秘書處負責人小聲問:“是否就沈總建議形成臨時決議草案?”

梁代表還要開口,程嶼卻抬手制止了他。

他看著林見微,忽然笑了笑:“可以。暫緩二十四小時。”

這個退讓來得太快,反而讓人心裡發涼。

程嶼繼續道:“但有兩個條件。第一,林見微必須接受白塔事故臨時調查,今日十二點前提交完整事故處置說明,包括昨晚離場原因、與顧停雲同行的全部行程及接觸證據情況。第二,在調查期間,星雲鏈不得對外發布任何未經董事會審核的技術聲明,以免引發二次輿情。”

“不行。”林見微立刻道,“技術聲明不能由董事會審核。漏洞修復、節點同步、客戶安撫都需要窗口期。你讓一群不懂鏈上共識的人審每一句技術說明,是把事故拖成災難。”

程嶼平靜回道:“那就由臨時調查委員會授權審核。”

“技術事實由技術團隊發布,法律風險由法務把關。”林見微寸步不讓,“董事會可以獲得同步抄送,不能前置審批。”

沈棠看著兩人,片刻後說:“折中。未涉及事故責任歸屬的純技術修復公告,由林見微與安全總監雙簽後發布,同步給調查委員會。涉及責任認定、商業影響、股東權益的聲明,需法務與調查委員會審閱。”

林見微沉默半秒:“可以。”

程嶼也點頭:“可以。”

梁代表不甘地靠回椅背,臉上的怒意幾乎壓不住。

八點二十六分,臨時決議草案被投到大屏上。罷免案暫緩二十四小時,獨立調查委員會即刻成立,所有相關資料進入保全狀態。秘書處逐項宣讀時,林見微始終看著屏幕,沒有再碰手機。

她知道這不是勝利。

只是把刀落下的時間往後推了一天。

一天,足夠他們毀滅一家公司,也足夠她從廢墟裡挖出一枚真正能反殺的證據。

表決開始。

沈棠投了贊成。幾名小股東董事在短暫遲疑後跟進。梁代表投反對,理由是影響公司治理效率。程嶼投棄權,說為避免利益爭議。這個姿態做得乾淨,像他從來只是旁觀者。

臨時決議通過。

秘書處宣讀結果時,顧停雲低頭看了一眼時間。八點三十一分。

她還有二十九分鐘趕去星衡聽證。

沈棠的窗口裡,有助理低聲提醒了什麼。沈棠微微頷首,視線卻仍落在顧停雲身上。

“停雲,車在樓下等你。”她說,“不要遲到。”

顧停雲收起文件,沒有回答。

林見微側身,壓低聲音,只用兩個人能聽見的音量問:“你母親在哪家醫院?”

顧停雲指尖一頓。

她沒有看林見微,語氣淡淡:“你現在問這個,不合適。
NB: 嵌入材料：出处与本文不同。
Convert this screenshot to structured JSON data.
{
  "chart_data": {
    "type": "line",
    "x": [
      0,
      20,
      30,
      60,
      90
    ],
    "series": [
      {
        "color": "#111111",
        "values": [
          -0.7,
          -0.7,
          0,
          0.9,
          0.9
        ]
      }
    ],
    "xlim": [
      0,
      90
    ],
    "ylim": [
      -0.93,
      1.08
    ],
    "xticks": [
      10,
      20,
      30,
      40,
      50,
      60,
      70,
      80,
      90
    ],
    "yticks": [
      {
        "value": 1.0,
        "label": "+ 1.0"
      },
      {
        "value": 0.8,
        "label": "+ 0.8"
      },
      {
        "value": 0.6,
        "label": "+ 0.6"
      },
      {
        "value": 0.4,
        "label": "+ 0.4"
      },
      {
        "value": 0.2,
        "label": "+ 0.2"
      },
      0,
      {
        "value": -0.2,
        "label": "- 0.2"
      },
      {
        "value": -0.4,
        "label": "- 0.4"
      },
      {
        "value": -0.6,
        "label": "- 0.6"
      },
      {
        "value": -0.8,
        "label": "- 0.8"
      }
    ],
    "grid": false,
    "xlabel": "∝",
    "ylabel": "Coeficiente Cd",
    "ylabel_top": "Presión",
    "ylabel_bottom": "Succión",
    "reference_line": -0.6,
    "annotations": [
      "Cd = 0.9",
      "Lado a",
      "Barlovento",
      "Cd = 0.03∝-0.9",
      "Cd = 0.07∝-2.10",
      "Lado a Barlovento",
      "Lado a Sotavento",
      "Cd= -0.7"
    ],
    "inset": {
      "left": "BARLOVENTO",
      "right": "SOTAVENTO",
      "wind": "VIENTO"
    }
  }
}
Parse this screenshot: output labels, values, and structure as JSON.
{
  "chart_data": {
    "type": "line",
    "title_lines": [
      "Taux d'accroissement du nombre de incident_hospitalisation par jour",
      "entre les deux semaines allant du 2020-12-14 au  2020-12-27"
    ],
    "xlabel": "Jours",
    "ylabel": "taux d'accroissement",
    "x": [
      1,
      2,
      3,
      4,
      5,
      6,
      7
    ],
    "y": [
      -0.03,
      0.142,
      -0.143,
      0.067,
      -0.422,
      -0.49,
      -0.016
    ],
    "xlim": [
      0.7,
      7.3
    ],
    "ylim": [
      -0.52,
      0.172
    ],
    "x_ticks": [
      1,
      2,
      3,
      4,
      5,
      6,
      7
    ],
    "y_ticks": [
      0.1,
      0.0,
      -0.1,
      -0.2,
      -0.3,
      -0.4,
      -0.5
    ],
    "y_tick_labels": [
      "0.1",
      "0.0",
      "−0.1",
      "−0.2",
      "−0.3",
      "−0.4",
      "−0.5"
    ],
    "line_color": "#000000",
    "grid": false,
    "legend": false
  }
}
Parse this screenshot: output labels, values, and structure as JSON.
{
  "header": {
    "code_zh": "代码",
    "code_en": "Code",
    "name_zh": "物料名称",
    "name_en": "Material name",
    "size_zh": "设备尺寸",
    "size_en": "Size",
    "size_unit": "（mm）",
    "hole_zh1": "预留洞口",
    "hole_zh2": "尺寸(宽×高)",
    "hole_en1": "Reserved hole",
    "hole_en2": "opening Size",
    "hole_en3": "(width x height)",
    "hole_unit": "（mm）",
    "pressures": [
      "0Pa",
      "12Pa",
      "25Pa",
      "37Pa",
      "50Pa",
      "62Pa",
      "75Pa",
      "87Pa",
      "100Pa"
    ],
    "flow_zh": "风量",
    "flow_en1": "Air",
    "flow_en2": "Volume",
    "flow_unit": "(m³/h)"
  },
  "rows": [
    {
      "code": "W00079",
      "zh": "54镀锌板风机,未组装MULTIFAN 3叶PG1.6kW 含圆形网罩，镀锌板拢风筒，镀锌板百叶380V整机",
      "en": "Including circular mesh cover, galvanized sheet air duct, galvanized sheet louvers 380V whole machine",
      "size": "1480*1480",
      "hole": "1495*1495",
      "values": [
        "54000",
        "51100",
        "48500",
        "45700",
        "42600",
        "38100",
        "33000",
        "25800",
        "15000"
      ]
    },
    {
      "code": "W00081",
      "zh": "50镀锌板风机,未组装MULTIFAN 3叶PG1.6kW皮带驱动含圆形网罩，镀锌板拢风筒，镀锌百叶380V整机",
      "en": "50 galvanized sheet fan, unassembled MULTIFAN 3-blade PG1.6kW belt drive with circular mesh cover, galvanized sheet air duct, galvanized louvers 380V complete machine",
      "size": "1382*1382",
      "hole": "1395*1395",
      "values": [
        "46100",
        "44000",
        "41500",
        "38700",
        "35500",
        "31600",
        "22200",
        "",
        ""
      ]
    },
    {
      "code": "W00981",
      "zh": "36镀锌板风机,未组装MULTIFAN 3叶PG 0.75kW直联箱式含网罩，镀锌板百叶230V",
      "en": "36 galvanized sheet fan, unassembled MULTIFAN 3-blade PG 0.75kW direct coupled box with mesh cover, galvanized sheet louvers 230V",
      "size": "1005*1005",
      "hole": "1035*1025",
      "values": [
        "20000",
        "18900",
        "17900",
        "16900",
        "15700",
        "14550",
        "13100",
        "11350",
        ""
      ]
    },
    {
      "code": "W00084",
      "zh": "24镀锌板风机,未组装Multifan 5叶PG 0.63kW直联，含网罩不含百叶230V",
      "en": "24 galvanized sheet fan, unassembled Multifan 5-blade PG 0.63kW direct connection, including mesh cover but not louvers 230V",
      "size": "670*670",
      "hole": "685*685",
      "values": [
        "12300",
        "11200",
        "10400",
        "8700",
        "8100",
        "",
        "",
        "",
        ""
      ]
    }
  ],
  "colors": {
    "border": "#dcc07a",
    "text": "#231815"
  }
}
”

“范雲笙最後定位在城西一家私立醫院附近。”林見微說,“如果和你母親有關,我需要知道。”

顧停雲終於抬眼。

那一瞬,她臉上的柔和完全褪去,只剩很薄的一層冷:“林見微,我可以把我自己放到桌上,但我媽不行。”

林見微看著她,沒有退讓:“有人已經把她放上去了。”

顧停雲的睫毛極輕地顫了一下。

會議室裡的人陸續起身,椅腳摩擦地面,聲音凌亂。程嶼從她們身旁走過時停了半步,笑容重新回到臉上。

“林總,二十四小時很短。希望你能證明自己不是在浪費公司最後的時間。”

林見微冷冷道:“你也一樣。”

程嶼笑意不變,轉身離開。

梁代表緊跟其後,打電話的聲音壓得很低,卻仍能聽見“穩住媒體”“不要讓調查範圍擴大”幾個詞。

沈棠的遠程窗口還沒有關。

她看著林見微與顧停雲,像看兩枚終於被推上棋盤中央的子。

“林見微。”她忽然開口,“你知道你最大的問題是什麼嗎?”

林見微抬眼。

沈棠微笑:“你總以為真相挖出來,就能贏。可有些真相,挖出來第一個埋的,未必是敵人。”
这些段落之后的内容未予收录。